Vem este tema da memória a propósito da evocação da celebração dos 15 anos do jornal Valor Local e da iniciativa do seu diretor para evocar essa data, solicitar aos responsáveis autárquicos das Câmaras Municipais da região uma reflexão sobre o exercício de responsabilidades autárquicas nesses anos tão dificeis para todos que ficou conhecido como o período da troika (Banco Central Europeu, Comissão Europeia e Fundo Monetário Internacional), depois do governo de José Sócrates ter feito um pedido de assistência financeira às instituições internacionais porque de acordo com o próprio ministro das Finanças, Teixeira dos Santos não haver dinheiro para pagar salários e pensões. Faz 15 anos em maio deste ano que foi assinado o memorando de entendimento entre o Estado Português e a troika. O Governo português chegou a um acordo (memorando de entendimento) com a troika para uma ajuda financeira a Portugal de 78 mil milhões de euros durante três anos. Foram anos muito difíceis para todos, cidadãos, famílias e instituições embora o pedido tenha sido feito pelo governo PS, a aplicação das medidas e do programa de ajustamento foi liderada pelo governo PSD/CDS-PP, em funções a partir de junho de 2011, chefiado pelo 1º Ministro Pedro Passos Coelho, que logo na tomada de posse do governo prometeu que os desafios que os portugueses tinham pela frente eram enormes e não vinham aí tempos fáceis.

Principais Medidas e Impacto Social
O programa impôs reformas estruturais e rigor orçamental:
Aumento de Impostos: Subida generalizada do IVA e criação de sobretaxas extraordinárias em sede de IRS.
Cortes nos Rendimentos: Redução dos salários na função pública (com a aplicação da regra de redução remuneratória) e congelamento e cortes em pensões e reformas.

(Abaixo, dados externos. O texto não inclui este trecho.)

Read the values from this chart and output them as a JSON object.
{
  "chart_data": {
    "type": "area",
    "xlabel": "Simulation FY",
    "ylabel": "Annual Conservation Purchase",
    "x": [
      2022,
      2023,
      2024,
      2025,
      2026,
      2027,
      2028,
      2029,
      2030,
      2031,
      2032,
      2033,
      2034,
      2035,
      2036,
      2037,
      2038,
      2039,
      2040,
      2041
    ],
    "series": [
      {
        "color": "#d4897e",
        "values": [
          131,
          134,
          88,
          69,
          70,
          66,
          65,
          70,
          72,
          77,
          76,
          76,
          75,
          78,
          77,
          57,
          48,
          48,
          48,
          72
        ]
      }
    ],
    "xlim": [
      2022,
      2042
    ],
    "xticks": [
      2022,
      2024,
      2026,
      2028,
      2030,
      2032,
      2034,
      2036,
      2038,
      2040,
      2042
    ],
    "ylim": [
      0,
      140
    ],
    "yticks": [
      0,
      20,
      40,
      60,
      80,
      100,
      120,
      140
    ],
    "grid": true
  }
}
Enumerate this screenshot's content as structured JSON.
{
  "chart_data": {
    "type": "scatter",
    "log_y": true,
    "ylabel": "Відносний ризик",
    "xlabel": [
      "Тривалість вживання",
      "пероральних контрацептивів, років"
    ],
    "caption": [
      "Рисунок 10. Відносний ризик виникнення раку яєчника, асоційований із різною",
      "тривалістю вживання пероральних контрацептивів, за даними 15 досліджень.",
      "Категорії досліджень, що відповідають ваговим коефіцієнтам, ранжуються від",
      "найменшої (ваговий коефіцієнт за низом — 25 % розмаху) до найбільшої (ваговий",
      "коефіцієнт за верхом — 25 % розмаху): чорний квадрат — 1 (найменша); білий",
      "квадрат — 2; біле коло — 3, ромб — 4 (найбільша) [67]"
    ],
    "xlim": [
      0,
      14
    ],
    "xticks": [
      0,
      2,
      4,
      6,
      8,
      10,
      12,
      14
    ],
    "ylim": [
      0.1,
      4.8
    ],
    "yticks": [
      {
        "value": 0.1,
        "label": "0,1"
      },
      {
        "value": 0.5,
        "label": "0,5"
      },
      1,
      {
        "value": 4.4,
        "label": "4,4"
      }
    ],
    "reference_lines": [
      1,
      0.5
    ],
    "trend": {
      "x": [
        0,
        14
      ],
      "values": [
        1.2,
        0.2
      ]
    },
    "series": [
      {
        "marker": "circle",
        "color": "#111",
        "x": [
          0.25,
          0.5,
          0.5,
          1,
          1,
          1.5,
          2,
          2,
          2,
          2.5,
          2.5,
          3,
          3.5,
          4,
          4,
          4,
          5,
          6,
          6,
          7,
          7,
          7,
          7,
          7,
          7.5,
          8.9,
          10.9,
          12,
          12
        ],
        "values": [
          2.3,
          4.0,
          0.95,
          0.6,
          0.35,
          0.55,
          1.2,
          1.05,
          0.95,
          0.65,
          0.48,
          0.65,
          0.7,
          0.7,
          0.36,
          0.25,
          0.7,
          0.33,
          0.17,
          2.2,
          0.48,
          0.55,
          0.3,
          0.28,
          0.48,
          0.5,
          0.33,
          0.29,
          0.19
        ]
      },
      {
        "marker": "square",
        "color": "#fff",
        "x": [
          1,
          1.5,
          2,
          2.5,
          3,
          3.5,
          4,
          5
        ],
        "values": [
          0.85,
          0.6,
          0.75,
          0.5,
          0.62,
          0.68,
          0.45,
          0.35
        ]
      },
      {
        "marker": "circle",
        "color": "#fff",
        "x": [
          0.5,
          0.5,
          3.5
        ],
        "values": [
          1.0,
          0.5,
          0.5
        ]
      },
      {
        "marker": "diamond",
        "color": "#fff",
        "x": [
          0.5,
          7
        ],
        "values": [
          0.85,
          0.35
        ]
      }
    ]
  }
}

Reforma Laboral e Direitos: Redução do valor das indemnizações por despedimento, eliminação de feriados e aumento do horário de trabalho.
Privatizações: Venda de participações do Estado em empresas estratégicas (como a TAP, ANA e EDP).
O impacto económico a curto prazo foi profundo, levando a um aumento drástico do desemprego (que ultrapassou os17% com consequências dramáticas para muitas famílias e desencadeando uma forte vaga de emigração. Sobretudo para a Europa. Foram anos muito dificeis para toda a sociedade portuguesa com particular incidência, como em todas as crises, nas pessoas de menores rendimentos.
Depois de um período muito difícil finalmente veio a decisão do Governo português, a 4 de maio de 2014, de terminar o programa de resgate financeiro sem pedir um programa cautelar. (a chamada saída limpa) Isto significou que Portugal voltou a financiar-se autonomamente nos mercados financeiros, sem uma “almofada de segurança” financeira. Eu li com particular atenção o depoimento dos diversos autarcas que estavam ao leme das autarquias nesses anos e revi-me na generalidade das avaliações feitas, até porque também desempenhava funções autárquicas à época, e reconheço que nas autarquias se sentiu de forma avassaladora o impacto das medidas da troika, tanto no travão a novos investimentos como no apoio direto que foi necessário fazer a muitas famílias que atravessaram momentos de enorme fragilidade e a proximidade e apoio direto dos autarcas, dos municípios e das freguesias, foram absolutamente decisivos. Nada de novo, afinal em tempos de dificuldade os autarcas estão sempre lá para servir as pessoas. Ainda assim convém sempre não esquecermos qual foi o governo que nos trouxe até à bancarrota e ao pedido de ajuda externa.